Fears about the “nature of the transmission procedures” used for the agents in question were also outlined as well as potential risks for staff using chemical weapons.

“For example, a chemical or biological weapon released into the air in a crowded area would create different circumstances from a weapon of this type released into the water supply or released by airborne transmission over a wide area.

“What is clear is that we will to need to stockpile significant supplies of material for combating these various possibilities... we also need to ensure that staff are properly trained to deal with the possible weapons and outcomes they might face.”

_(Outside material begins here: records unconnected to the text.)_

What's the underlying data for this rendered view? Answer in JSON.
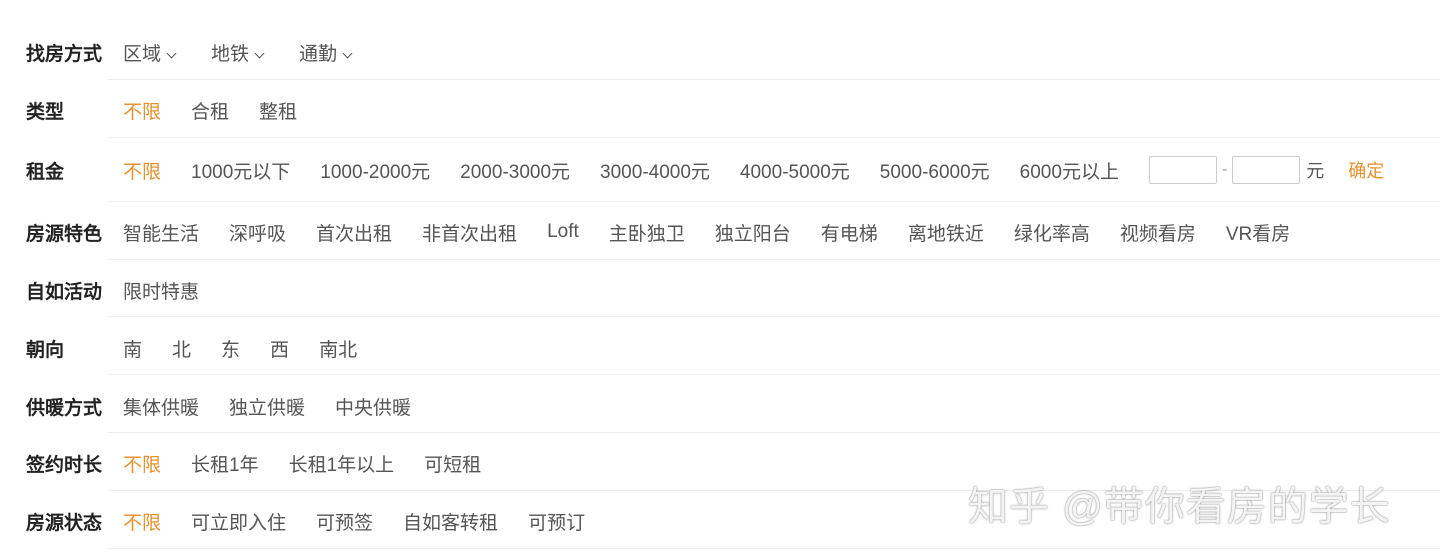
{
  "rows": {
    "method": {
      "label": "找房方式",
      "options": [
        "区域",
        "地铁",
        "通勤"
      ]
    },
    "type": {
      "label": "类型",
      "options": [
        "不限",
        "合租",
        "整租"
      ]
    },
    "rent": {
      "label": "租金",
      "options": [
        "不限",
        "1000元以下",
        "1000-2000元",
        "2000-3000元",
        "3000-4000元",
        "4000-5000元",
        "5000-6000元",
        "6000元以上"
      ],
      "min_value": "",
      "max_value": "",
      "dash": "-",
      "unit": "元",
      "confirm": "确定"
    },
    "features": {
      "label": "房源特色",
      "options": [
        "智能生活",
        "深呼吸",
        "首次出租",
        "非首次出租",
        "Loft",
        "主卧独卫",
        "独立阳台",
        "有电梯",
        "离地铁近",
        "绿化率高",
        "视频看房",
        "VR看房"
      ]
    },
    "activity": {
      "label": "自如活动",
      "options": [
        "限时特惠"
      ]
    },
    "orientation": {
      "label": "朝向",
      "options": [
        "南",
        "北",
        "东",
        "西",
        "南北"
      ]
    },
    "heating": {
      "label": "供暖方式",
      "options": [
        "集体供暖",
        "独立供暖",
        "中央供暖"
      ]
    },
    "lease": {
      "label": "签约时长",
      "options": [
        "不限",
        "长租1年",
        "长租1年以上",
        "可短租"
      ]
    },
    "status": {
      "label": "房源状态",
      "options": [
        "不限",
        "可立即入住",
        "可预签",
        "自如客转租",
        "可预订"
      ]
    }
  },
  "watermark": "知乎 @带你看房的学长",
  "colors": {
    "accent": "#e8912d",
    "label": "#222222",
    "option": "#555555",
    "divider": "#eeeeee"
  },
  "icons": {
    "dropdown": "chevron-down-icon"
  }
}
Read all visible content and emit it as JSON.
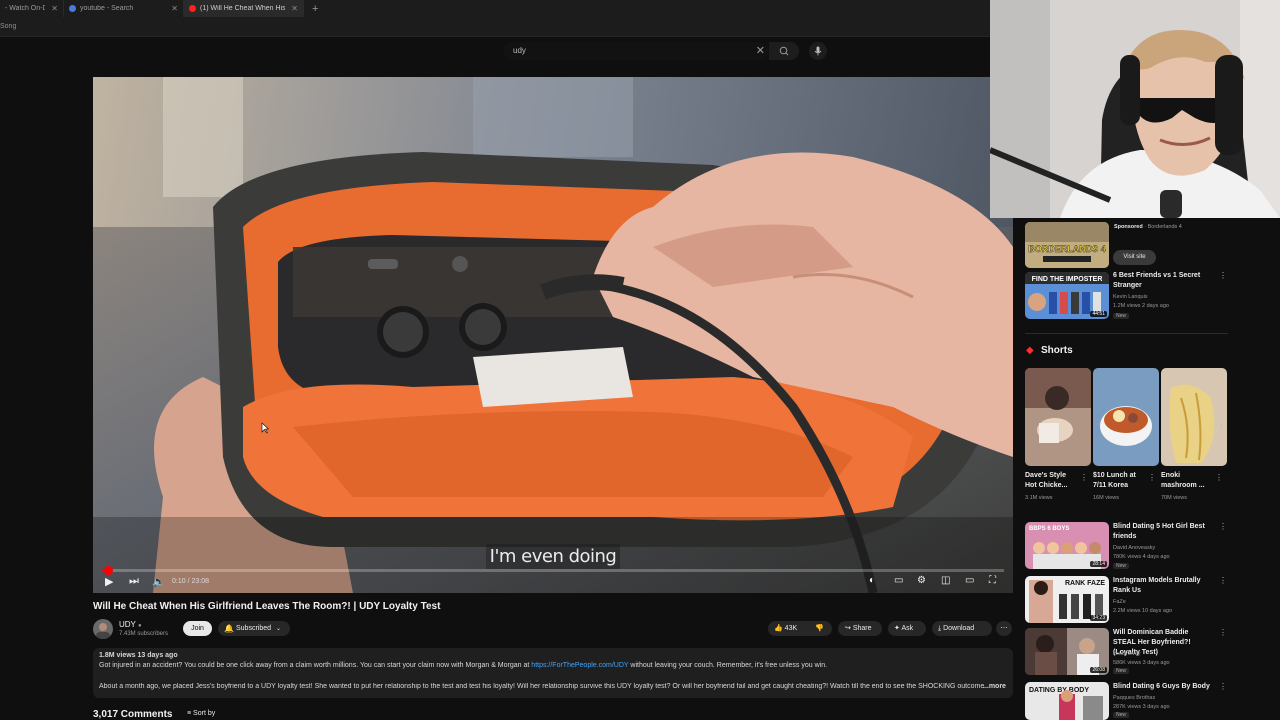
{
  "browser": {
    "tabs": [
      {
        "label": "- Watch On-Demand",
        "active": false
      },
      {
        "label": "youtube - Search",
        "active": false
      },
      {
        "label": "(1) Will He Cheat When His Girlfri...",
        "active": true
      }
    ],
    "bookmark_text": "Song"
  },
  "search": {
    "value": "udy"
  },
  "player": {
    "caption": "I'm even doing",
    "time": "0:10 / 23:08",
    "progress": 0.007
  },
  "video": {
    "title": "Will He Cheat When His Girlfriend Leaves The Room?! | UDY Loyalty Test",
    "channel": "UDY",
    "subscribers": "7.43M subscribers",
    "join_label": "Join",
    "subscribed_label": "Subscribed",
    "likes": "43K",
    "share_label": "Share",
    "ask_label": "Ask",
    "download_label": "Download",
    "views_date": "1.8M views  13 days ago",
    "desc_line1": "Got injured in an accident? You could be one click away from a claim worth millions. You can start your claim now with Morgan & Morgan at",
    "desc_link": "https://ForThePeople.com/UDY",
    "desc_line1b": "without leaving your couch. Remember, it's free unless you win.",
    "desc_line2": "About a month ago, we placed Jess's boyfriend to a UDY loyalty test! She wanted to put her relationship to the test and test his loyalty! Will her relationship survive this UDY loyalty test? Or will her boyfriend fail and get caught cheating?! Watch till the end to see the SHOCKING outcome!",
    "more_label": "...more",
    "comments_count": "3,017 Comments",
    "sort_label": "Sort by"
  },
  "sidebar": {
    "ad": {
      "sponsored": "Sponsored",
      "advertiser": "Borderlands 4",
      "cta": "Visit site",
      "logo_text": "BORDERLANDS 4"
    },
    "top_video": {
      "title": "6 Best Friends vs 1 Secret Stranger",
      "channel": "Kevin Lanquis",
      "meta": "1.2M views  2 days ago",
      "badge": "New",
      "duration": "44:51",
      "thumb_text": "FIND THE IMPOSTER"
    },
    "shorts_heading": "Shorts",
    "shorts": [
      {
        "title": "Dave's Style Hot Chicke...",
        "views": "3.1M views"
      },
      {
        "title": "$10 Lunch at 7/11 Korea",
        "views": "16M views"
      },
      {
        "title": "Enoki mashroom ...",
        "views": "70M views"
      }
    ],
    "videos": [
      {
        "title": "Blind Dating 5 Hot Girl Best friends",
        "channel": "David Anoveasky",
        "meta": "780K views  4 days ago",
        "badge": "New",
        "duration": "28:14",
        "thumb_text": "BBPS  6 BOYS"
      },
      {
        "title": "Instagram Models Brutally Rank Us",
        "channel": "FaZe",
        "meta": "2.2M views  10 days ago",
        "badge": "",
        "duration": "34:23",
        "thumb_text": "RANK FAZE"
      },
      {
        "title": "Will Dominican Baddie STEAL Her Boyfriend?! (Loyalty Test)",
        "channel": "xoudylovey",
        "meta": "586K views  3 days ago",
        "badge": "New",
        "duration": "26:08",
        "thumb_text": ""
      },
      {
        "title": "Blind Dating 6 Guys By Body",
        "channel": "Paqques Brothas",
        "meta": "287K views  3 days ago",
        "badge": "New",
        "duration": "",
        "thumb_text": "DATING BY BODY"
      }
    ]
  }
}
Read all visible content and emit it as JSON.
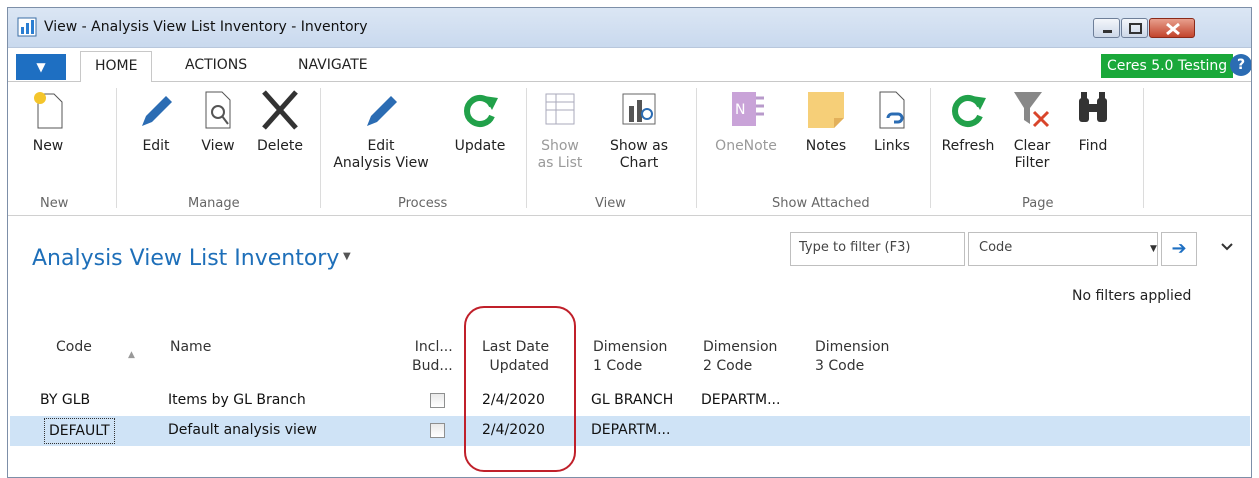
{
  "window": {
    "title": "View - Analysis View List Inventory - Inventory"
  },
  "tabs": {
    "menu_icon": "▼",
    "home": "HOME",
    "actions": "ACTIONS",
    "navigate": "NAVIGATE"
  },
  "badge": {
    "ceres": "Ceres 5.0 Testing",
    "help": "?"
  },
  "ribbon": {
    "new": "New",
    "edit": "Edit",
    "view": "View",
    "delete": "Delete",
    "edit_analysis": "Edit\nAnalysis View",
    "update": "Update",
    "show_list": "Show\nas List",
    "show_chart": "Show as\nChart",
    "onenote": "OneNote",
    "notes": "Notes",
    "links": "Links",
    "refresh": "Refresh",
    "clear_filter": "Clear\nFilter",
    "find": "Find",
    "groups": {
      "new": "New",
      "manage": "Manage",
      "process": "Process",
      "view": "View",
      "show_attached": "Show Attached",
      "page": "Page"
    }
  },
  "page": {
    "title": "Analysis View List Inventory",
    "title_caret": "▼"
  },
  "filter": {
    "placeholder": "Type to filter (F3)",
    "field": "Code",
    "field_caret": "▼",
    "go": "➔",
    "collapse": "✓",
    "status": "No filters applied"
  },
  "grid": {
    "headers": {
      "code": "Code",
      "sort": "▲",
      "name": "Name",
      "incl": "Incl...\nBud...",
      "last_date": "Last Date\nUpdated",
      "dim1": "Dimension\n1 Code",
      "dim2": "Dimension\n2 Code",
      "dim3": "Dimension\n3 Code"
    },
    "rows": [
      {
        "code": "BY GLB",
        "name": "Items by GL Branch",
        "last_date": "2/4/2020",
        "dim1": "GL BRANCH",
        "dim2": "DEPARTM..."
      },
      {
        "code": "DEFAULT",
        "name": "Default analysis view",
        "last_date": "2/4/2020",
        "dim1": "DEPARTM...",
        "dim2": ""
      }
    ]
  },
  "colors": {
    "accent": "#1e6fc2",
    "highlight_ring": "#c0202a",
    "selected_row": "#cfe3f6",
    "badge_green": "#1aa83a"
  }
}
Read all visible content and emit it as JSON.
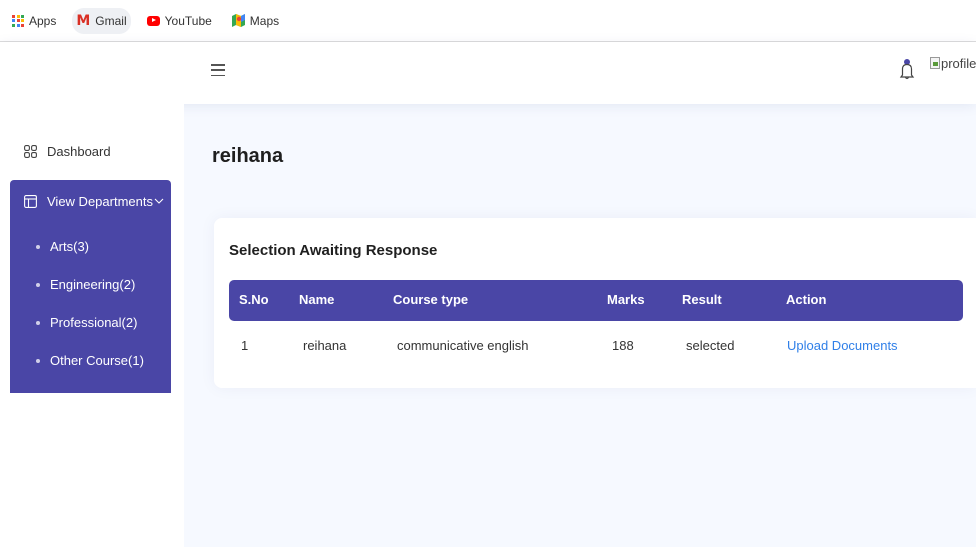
{
  "bookmarks": [
    {
      "label": "Apps",
      "icon": "apps-grid-icon"
    },
    {
      "label": "Gmail",
      "icon": "gmail-icon"
    },
    {
      "label": "YouTube",
      "icon": "youtube-icon"
    },
    {
      "label": "Maps",
      "icon": "maps-icon"
    }
  ],
  "header": {
    "menu_icon": "hamburger-icon",
    "bell_icon": "bell-icon",
    "profile_alt": "profile"
  },
  "sidebar": {
    "dashboard_label": "Dashboard",
    "departments_label": "View Departments",
    "departments": [
      {
        "label": "Arts(3)"
      },
      {
        "label": "Engineering(2)"
      },
      {
        "label": "Professional(2)"
      },
      {
        "label": "Other Course(1)"
      }
    ]
  },
  "main": {
    "page_title": "reihana",
    "card_title": "Selection Awaiting Response",
    "table": {
      "headers": [
        "S.No",
        "Name",
        "Course type",
        "Marks",
        "Result",
        "Action"
      ],
      "rows": [
        [
          "1",
          "reihana",
          "communicative english",
          "188",
          "selected",
          "Upload Documents"
        ]
      ]
    }
  },
  "colors": {
    "accent": "#4a46a6",
    "link": "#2f7fe8",
    "background": "#f6f9ff"
  }
}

A draft paper dated October 3rd, 2001, summarised the wider global impact as well as the Northern Ireland impact, with the North’s aviation sector under threat – hundreds of job losses were projected for Belfast Aerospace firm Shorts – and the ending of the British Airways London-Belfast route.

Concerns about the awarding of so-called “peace monies” by the European Commission to the North’s ex-prisoner groups in the wake of 9/11 were also documented by a senior civil servant, with the “Colombia incident” referenced.

Alleged IRA members Niall Connolly, James Monaghan and Martin McCauley, who became known as the Colombia Three, were arrested at Bogotá airport the previous month. They were charged with travelling on false documents and training Colombia’s largest guerrilla group in bomb-making techniques in a case which threatened to derail the North’s peace process.

“The events of September 11th will inevitably heighten the European Commission’s sensitivities as to how its funding policies under the PEACE Programmes might be portrayed,” Andrew McCormick wrote on September 26th, 2001.

“We will be expected to ensure there are rigorous systems in place to ensure that the EU funding provided to ex-prisoner and other groups is carefully targeted and monitored.”

McCormick noted that allegations had been made from “time to time” that EU structural funds, and specifically PEACE programme monies, have been used to “assist those in Northern Ireland/Ireland engaged in terrorism (including the recent Columbia incident).”

He wrote: “[This incident] is where allegations were made that one of the alleged IRA members arrested in Columbia had been a member of a Republican ex-prisoners’ group also funded under the PEACE programme, albeit from the South in this instance.”